My piece Cost of Living is up at Reason. There are a whole bunch of intriguing philosophical issues raised by the question of how to value human lives that I didn’t have space to explore there, and it’s a problem that we ultimately can’t avoid grappling with.
One interesting posit is that in addition to discounting the very old (because they lose less than someone who dies at, say, 30), we may want to discount the very young as well. Someone who dies at 30, 20, or even 15 has by that time acquired a whole set of life plans and purposes that are frustrated by their deaths. A toddler, most likely, has not. So while the toddler clearly loses more potential future life years, the actual loss from a first-person perspective is arguably lower. (I don’t know whether that argument is really sound; just throwing it out all the difficulties involved.)
Oh, and it’s worth noting that a commenter over at Radley’s suggested using the market-like mechanism of accounting for “depreciation.” But depreciation is a measure of the utility of a market good to others, as measured by changes in the sale price. A big part of what we want to account for, though, is the value of people’s lives to themselves. One big problem, of course, is one I noted in the article: the “public” value of anything in market terms is always determined by the context of the range of options in which we’re asked to rank it. How much I’m willing to pay to reduce a certain low-but-lethal risk will be highly dependent on my income, the number of other goods or ends to which I want to devote my money, the number of other risks I face, and so on.
We can’t even get a meaningful total for the value of a human life to the person whose life it is. We can measure how much you have to pay people to get them to accept a certain risk… say an extra $5k per year for a one-in-a-thousand risk of death on the job, relative to comparable safer professions. But you can’t just multiply that number by a thousand to get the auto-valuation of a life, because the function is non-linear, and (except in unusual cases where someone has cash-stared loved ones, or some charity they’re really into) asymptotic to infinity as probability approaches one and time-to-demise approaches zero. (In other words, there’s no amount you’d take to be killed with certainty five seconds from now.) And there’s all sorts of interesting findings to the effect that people often have all sorts of preferences across lotteries that don’t map on any rational utility function, so what do we make of that? Anyway, plenty to think about there, and mayhap one day soon I will.
Update: Glen comments, working with the distinction between a definite harm and a risk a bit more. Here, again, is another of those hairy problems raised by risk. Imagine that I’ve rigged a bomb alongside a major highway, with a randomizer such that it’ll pick a number n (less than 5,000, let’s stipulate) and then explode when car n rolls by a sensor. Something might always go wrong, of course, but say that we can determine that with probability .95, some unknown person will be killed.
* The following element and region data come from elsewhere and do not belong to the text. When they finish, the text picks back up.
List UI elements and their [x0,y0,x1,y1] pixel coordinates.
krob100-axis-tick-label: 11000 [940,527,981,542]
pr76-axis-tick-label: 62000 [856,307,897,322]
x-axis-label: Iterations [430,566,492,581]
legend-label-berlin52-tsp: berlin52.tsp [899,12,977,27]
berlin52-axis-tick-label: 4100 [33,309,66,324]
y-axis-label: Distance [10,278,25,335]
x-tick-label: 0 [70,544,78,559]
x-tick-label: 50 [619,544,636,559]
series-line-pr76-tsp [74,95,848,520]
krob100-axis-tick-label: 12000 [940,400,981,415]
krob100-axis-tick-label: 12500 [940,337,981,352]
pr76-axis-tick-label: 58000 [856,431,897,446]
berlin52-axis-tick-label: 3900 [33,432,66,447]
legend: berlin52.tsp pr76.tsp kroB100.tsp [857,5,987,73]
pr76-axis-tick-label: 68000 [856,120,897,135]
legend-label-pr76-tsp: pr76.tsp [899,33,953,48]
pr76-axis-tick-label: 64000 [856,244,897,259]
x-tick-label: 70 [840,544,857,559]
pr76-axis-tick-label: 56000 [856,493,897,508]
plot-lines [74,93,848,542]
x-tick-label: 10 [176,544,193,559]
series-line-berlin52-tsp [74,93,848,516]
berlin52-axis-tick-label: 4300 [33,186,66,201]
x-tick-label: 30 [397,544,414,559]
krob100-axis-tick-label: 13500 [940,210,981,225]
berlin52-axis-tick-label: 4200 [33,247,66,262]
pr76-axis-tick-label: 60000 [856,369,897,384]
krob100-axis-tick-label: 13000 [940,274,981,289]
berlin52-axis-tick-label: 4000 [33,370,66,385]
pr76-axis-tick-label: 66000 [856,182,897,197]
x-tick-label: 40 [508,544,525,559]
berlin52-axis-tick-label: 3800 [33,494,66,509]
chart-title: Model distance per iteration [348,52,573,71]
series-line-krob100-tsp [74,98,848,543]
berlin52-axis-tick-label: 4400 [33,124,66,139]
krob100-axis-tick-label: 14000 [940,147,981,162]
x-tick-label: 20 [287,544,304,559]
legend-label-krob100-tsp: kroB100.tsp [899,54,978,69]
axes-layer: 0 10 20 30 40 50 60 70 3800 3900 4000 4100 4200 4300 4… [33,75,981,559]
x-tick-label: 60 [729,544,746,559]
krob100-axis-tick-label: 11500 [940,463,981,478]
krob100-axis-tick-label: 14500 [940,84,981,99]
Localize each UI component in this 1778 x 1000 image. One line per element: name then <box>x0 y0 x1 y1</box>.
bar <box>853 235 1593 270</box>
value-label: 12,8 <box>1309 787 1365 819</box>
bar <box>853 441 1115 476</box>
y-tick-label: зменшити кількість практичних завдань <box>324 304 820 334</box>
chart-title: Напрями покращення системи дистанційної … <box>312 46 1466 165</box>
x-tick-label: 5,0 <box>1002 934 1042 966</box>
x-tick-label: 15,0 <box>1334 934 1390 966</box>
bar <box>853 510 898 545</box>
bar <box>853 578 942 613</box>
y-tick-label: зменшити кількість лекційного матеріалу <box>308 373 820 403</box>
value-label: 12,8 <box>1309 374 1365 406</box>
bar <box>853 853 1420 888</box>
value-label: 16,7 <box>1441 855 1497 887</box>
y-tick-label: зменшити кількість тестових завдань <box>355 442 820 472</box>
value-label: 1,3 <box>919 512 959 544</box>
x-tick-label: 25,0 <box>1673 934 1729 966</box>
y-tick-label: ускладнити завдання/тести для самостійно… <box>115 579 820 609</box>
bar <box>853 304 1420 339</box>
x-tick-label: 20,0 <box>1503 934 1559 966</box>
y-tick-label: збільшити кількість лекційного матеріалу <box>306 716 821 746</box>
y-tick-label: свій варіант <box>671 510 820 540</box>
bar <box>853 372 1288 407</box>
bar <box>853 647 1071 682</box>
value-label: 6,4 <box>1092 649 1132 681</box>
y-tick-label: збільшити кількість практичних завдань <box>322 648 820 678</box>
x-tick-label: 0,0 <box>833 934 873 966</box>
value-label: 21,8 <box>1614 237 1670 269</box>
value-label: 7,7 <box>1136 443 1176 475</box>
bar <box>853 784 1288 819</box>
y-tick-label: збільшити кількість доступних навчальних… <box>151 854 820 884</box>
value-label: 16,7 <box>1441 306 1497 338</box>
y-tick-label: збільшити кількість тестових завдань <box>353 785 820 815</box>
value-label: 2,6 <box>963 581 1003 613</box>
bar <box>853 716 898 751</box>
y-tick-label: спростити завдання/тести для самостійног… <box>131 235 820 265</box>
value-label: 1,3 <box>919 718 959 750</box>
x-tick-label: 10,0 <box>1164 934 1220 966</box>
The same is true, though, with most forms of pollution: if there are enough people affected, we might be able to say the same thing. This presents, incidentally, a special problem for folks who want to use a strictly individual-rights based view. Every day, we take actions (like walking outside) that have very, very tiny probabilites of bringing about someone’s death in ways for which, precisely because the probability is so small, we wouldn’t normally be held liable, even if that improbable event did occur. (I’m assuming a negligence standard here.) Yet if you do the same low-probability-of-harm act enough times, or to enough people, it begins to become quite probable indeed that someone or other will be harmed or killed. (Cf. also Derek Parfit’s “harmless torturers,” about whom I’ve written here before.)